Highly sensitive and adaptable fluorescence-quenched pair discloses the substrate specificity profiles in diverse protease families
Author(s) -
Marcin Poręba,
Aleksandra Szalek,
Wioletta Rut,
Paulina Kasperkiewicz,
Izabela Rutkowska-Włodarczyk,
Scott J. Snipas,
Yoshifumi Itoh,
Dušan Turk,
Boris Turk,
Christopher M. Overall,
Leszek Kaczmarek,
Guy S. Salvesen,
Marcin Drąg
Publication year - 2017
Publication title -
scientific reports
Language(s) - English
Resource type - Journals
SCImago Journal Rank - 1.24
H-Index - 213
ISSN - 2045-2322
DOI - 10.1038/srep43135
Subject(s) - proteases , amino acid , förster resonance energy transfer , protease , fluorophore , chemistry , caspase , lysine , substrate (aquarium) , cysteine , biochemistry , serine , matrix metalloproteinase , enzyme , fluorescence , biology , apoptosis , ecology , physics , quantum mechanics , programmed cell death
Internally quenched fluorescent (IQF) peptide substrates originating from FRET (Förster Resonance Energy Transfer) are powerful tool for examining the activity and specificity of proteases, and a variety of donor/acceptor pairs are extensively used to design individual substrates and combinatorial libraries.

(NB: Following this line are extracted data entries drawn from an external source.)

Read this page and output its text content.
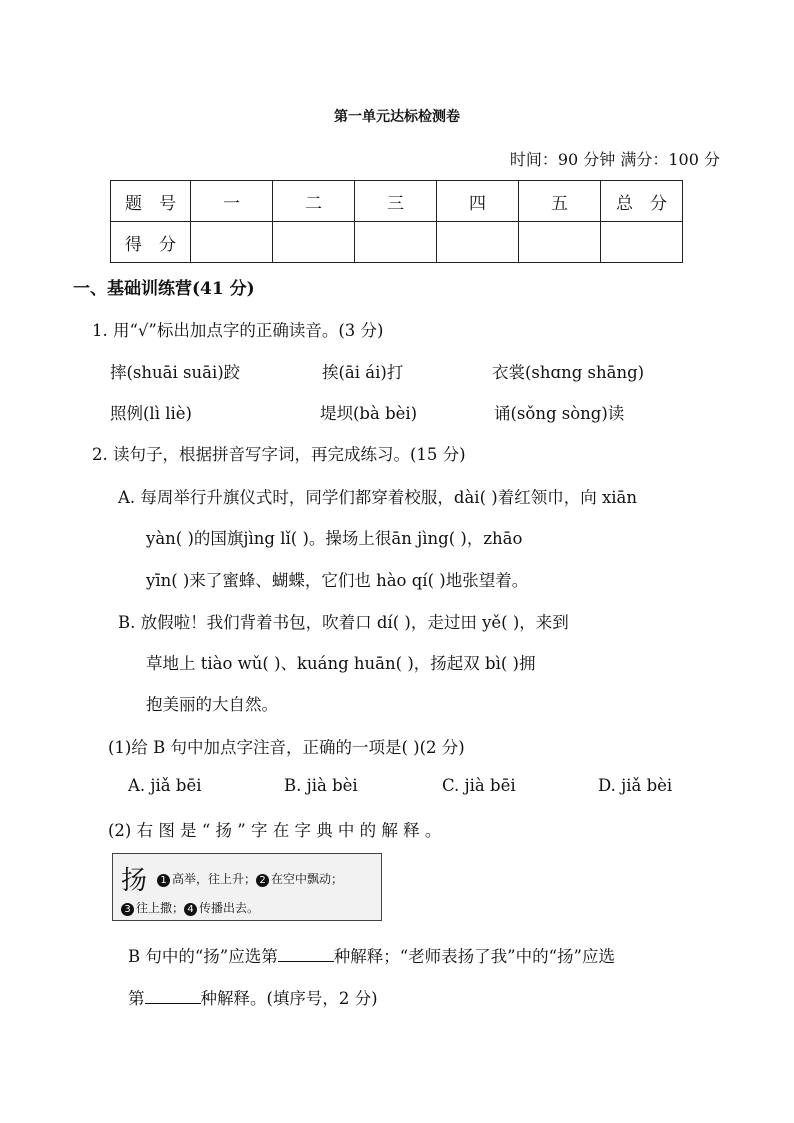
第一单元达标检测卷
时间：90 分钟 满分：100 分
题　号	一	二	三	四	五	总　分
得　分						
一、基础训练营(41 分)
1. 用“√”标出加点字的正确读音。(3 分)
摔(shuāi suāi)跤	挨(āi ái)打	衣裳(shɑng shāng)
照例(lì liè)	堤坝(bà bèi)	诵(sǒng sòng)读
2. 读句子，根据拼音写字词，再完成练习。(15 分)
A. 每周举行升旗仪式时，同学们都穿着校服，dài( )着红领巾，向 xiān
yàn( )的国旗jìng lǐ( )。操场上很ān jìng( )，zhāo
yīn( )来了蜜蜂、蝴蝶，它们也 hào qí( )地张望着。
B. 放假啦！我们背着书包，吹着口 dí( )，走过田 yě( )，来到
草地上 tiào wǔ( )、kuáng huān( )，扬起双 bì( )拥
抱美丽的大自然。
(1)给 B 句中加点字注音，正确的一项是( )(2 分)
A. jiǎ bēi	B. jià bèi	C. jià bēi	D. jiǎ bèi
(2) 右 图 是 “ 扬 ” 字 在 字 典 中 的 解 释 。
扬	1 高举，往上升； 2 在空中飘动；
3 往上撒； 4 传播出去。
B 句中的“扬”应选第	种解释；“老师表扬了我”中的“扬”应选
第	种解释。(填序号，2 分)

We developed a highly sensitive and adaptable donor/acceptor pair that can be used to investigate the substrate specificity of cysteine proteases, serine proteases and metalloproteinases. This novel pair comprises 7-amino-4-carbamoylmethylcoumarin (ACC) as the fluorophore and 2,4-dinitrophenyl-lysine (Lys(DNP)) as the quencher. Using caspase-3, caspase-7, caspase-8, neutrophil elastase, legumain, and two matrix metalloproteinases (MMP2 and MMP9), we demonstrated that substrates containing ACC/Lys(DNP) exhibit 7 to 10 times higher sensitivity than conventional 7-methoxy-coumarin-4-yl acetic acid (MCA)/Lys(DNP) substrates; thus, substantially lower amounts of substrate and enzyme can be used for each assay. We therefore propose that the ACC/Lys(DNP) pair can be considered a novel and sensitive scaffold for designing substrates for any group of endopeptidases. We further demonstrate that IQF substrates containing unnatural amino acids can be used to investigate protease activities/specificities for peptides containing post-translationally modified amino acids. Finally, we used IQF substrates to re-investigate the P1-Asp characteristic of caspases, thus demonstrating that some human caspases can also hydrolyze substrates after glutamic acid.